这导致她指腹的触感在自己手臂上特别明显。
伤口是用缝合钉缝合的,她看着留在手臂上的疤痕,可能是他体质问题,伤口恢复得很好,疤痕也淡,比不少疤痕增生的蜈蚣类型好太多了。
“怎么了吗?”
“年初的时候这里的骨头不小心断了,动过一次手术。”魏枞应收回胳膊将褪到手腕上的护袖重新戴上。
饭局的后半段,他开始话变得有些多。有意无意提到了第一次遇见她的画面。
让一个人对自己产生好感的办法,就是让她意识到自己对她有过帮助。自己在可以得手的时候,没有趁人之危,对她保持了距离,将自己的第一印象摆在好人的阵营里。
就像是执行战术一样,一环套一环。
他还不急着收网,验收成果,而是提醒服务员餐后的甜品可以上了。
饭局在七点左右结束了。
外面的天已经彻底暗了下来,有风但还觉得闷。
走去停车场的时候,路过一家日料店穿着熊本熊玩偶服的工作人员对过往行人发放着宣传单。
一张宣传单递到了时筠手上。
她接过宣传单,也没看,也没有直接丢进不远处的垃圾桶里。
倒是魏枞应看见了,他问:“想吃的话,我们下次来吃。你考完试了,时间应该挺多的吧?”

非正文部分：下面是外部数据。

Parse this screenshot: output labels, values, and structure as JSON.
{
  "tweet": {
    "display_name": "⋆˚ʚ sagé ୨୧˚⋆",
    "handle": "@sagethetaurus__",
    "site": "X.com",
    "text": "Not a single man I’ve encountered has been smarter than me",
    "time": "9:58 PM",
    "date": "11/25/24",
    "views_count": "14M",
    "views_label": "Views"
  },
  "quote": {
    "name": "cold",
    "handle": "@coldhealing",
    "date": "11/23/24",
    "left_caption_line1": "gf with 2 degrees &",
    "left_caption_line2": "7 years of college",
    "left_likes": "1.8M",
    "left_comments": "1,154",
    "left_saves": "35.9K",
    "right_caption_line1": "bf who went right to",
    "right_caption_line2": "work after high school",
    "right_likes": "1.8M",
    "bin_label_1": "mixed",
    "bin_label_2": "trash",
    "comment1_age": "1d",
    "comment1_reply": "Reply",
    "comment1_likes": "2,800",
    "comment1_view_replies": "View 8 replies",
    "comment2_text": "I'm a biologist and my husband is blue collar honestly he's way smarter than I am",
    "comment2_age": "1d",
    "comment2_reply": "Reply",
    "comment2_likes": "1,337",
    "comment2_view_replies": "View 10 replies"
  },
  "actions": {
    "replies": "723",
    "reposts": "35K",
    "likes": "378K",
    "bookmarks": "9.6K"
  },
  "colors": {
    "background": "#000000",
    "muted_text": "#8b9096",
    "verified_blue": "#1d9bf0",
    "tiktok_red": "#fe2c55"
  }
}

时筠因为他说话,下意识地偏过脸,仰起头看向旁边的人。
他刚才说话的时候也看着自己。
四目相对。
魏枞应发现她视线里道不明的情绪,很复杂。像是咬住鱼钩还妄图挣扎的鱼,也像已经被捕兽夹折磨得精疲力尽选择放弃的羊羔。
当他开始怀疑她并没有患有‘山鲁佐德情结’的时候,她似乎咬住了饵料:“好啊。”
-
他的车在夜里兜风是不错的交通工具。
风撞击在前档上,撞得四分五裂。它向四周散去,吹着时筠的头发。
即便是抬手将头发全部都别到耳后,不出一秒又被风拽着发梢飞到空中。
一阶月色混在橘色的路灯灯光中照在城市之中。
时筠用手腕上的皮筋简单地扎了一个头发便不再管飞舞的细碎短发和起伏的袖口。
魏枞应的车是手动挡的。
他所有的车都是手动挡的,手动挡才能发挥车的最大魅力。
他余光注意到了时筠弄头发的小动作,缓缓降速,档位跟着调整了好几档。车速降到行驶中允许关顶的速度后,他将车顶关上还分心开了冷气。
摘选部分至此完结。